Gender politics

Alison Redford’s departure as premier of Alberta was predictable. Of course, she brought it upon herself by charging personal items to official expenses. But even without such behaviour, the good old boys would have done her in at some point. It’s not easy being a woman in charge of men, least of all Alberta Conservatives. Little has changed in the macho Alberta legislature since the 1970s when Peter Lougheed and Don Getty and others who’d all played football together were in charge.

As recently as last summer a new world order had supposedly arrived; there were six female premiers. Then Nunavut’s Eva Aariak announced she’d had enough, Kathy Dunderdale of Newfoundland and Labrador walked the plank, and now Redford’s gone. Only Quebec’s Pauline Marois seems to have full command. Pushing her star candidate, Pierre Karl Peladeau, away from the microphone was both bold and wrong. No man could have done that to a female candidate and survived.

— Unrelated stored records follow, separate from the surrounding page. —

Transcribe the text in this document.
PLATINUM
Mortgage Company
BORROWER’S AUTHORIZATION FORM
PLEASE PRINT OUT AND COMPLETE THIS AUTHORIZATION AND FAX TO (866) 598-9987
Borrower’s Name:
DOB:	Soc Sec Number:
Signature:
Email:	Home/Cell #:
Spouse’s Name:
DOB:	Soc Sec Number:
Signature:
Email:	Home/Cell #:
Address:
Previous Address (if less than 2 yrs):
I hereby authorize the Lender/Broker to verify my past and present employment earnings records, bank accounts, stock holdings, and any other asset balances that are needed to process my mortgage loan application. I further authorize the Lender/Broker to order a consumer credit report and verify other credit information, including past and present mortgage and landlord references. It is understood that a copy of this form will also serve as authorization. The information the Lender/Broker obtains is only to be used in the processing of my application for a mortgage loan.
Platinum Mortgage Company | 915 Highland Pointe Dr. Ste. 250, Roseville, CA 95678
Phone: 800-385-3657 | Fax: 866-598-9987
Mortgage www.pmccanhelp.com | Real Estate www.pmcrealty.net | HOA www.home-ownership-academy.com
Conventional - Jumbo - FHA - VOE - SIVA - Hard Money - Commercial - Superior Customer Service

Female politicians seem to do better at the municipal level where there are no mean-spirited male caucus members to deal with, only voters. It’s interesting that Ontario Municipal Affairs Minister Linda Jeffrey is quitting provincial politics to run for mayor of Brampton. So much for the big time.

When will men, whether in a political party or corporate office, respect a female leader? I’ve been watching this issue for thirty years and I can’t say I’ve seen much progress. When a senior woman recently left a major Canadian corporation, the story was put about that she was so crazy and they wanted to see her gone so badly that she wasn’t even given the traditional office from which to look for work. Whether the story was true or not, that’s what the boys said. 

The current debate to ban the word “bossy” speaks to this very issue. Men can be the boss, but women leaders are bossy, and therein lies the problem. Men who get bossed in the privacy of their own home don’t want to be bossed by a woman at work. The office or the legislature is the last refuge of male supremacy. Men ain’t going to give up those bastions anytime soon.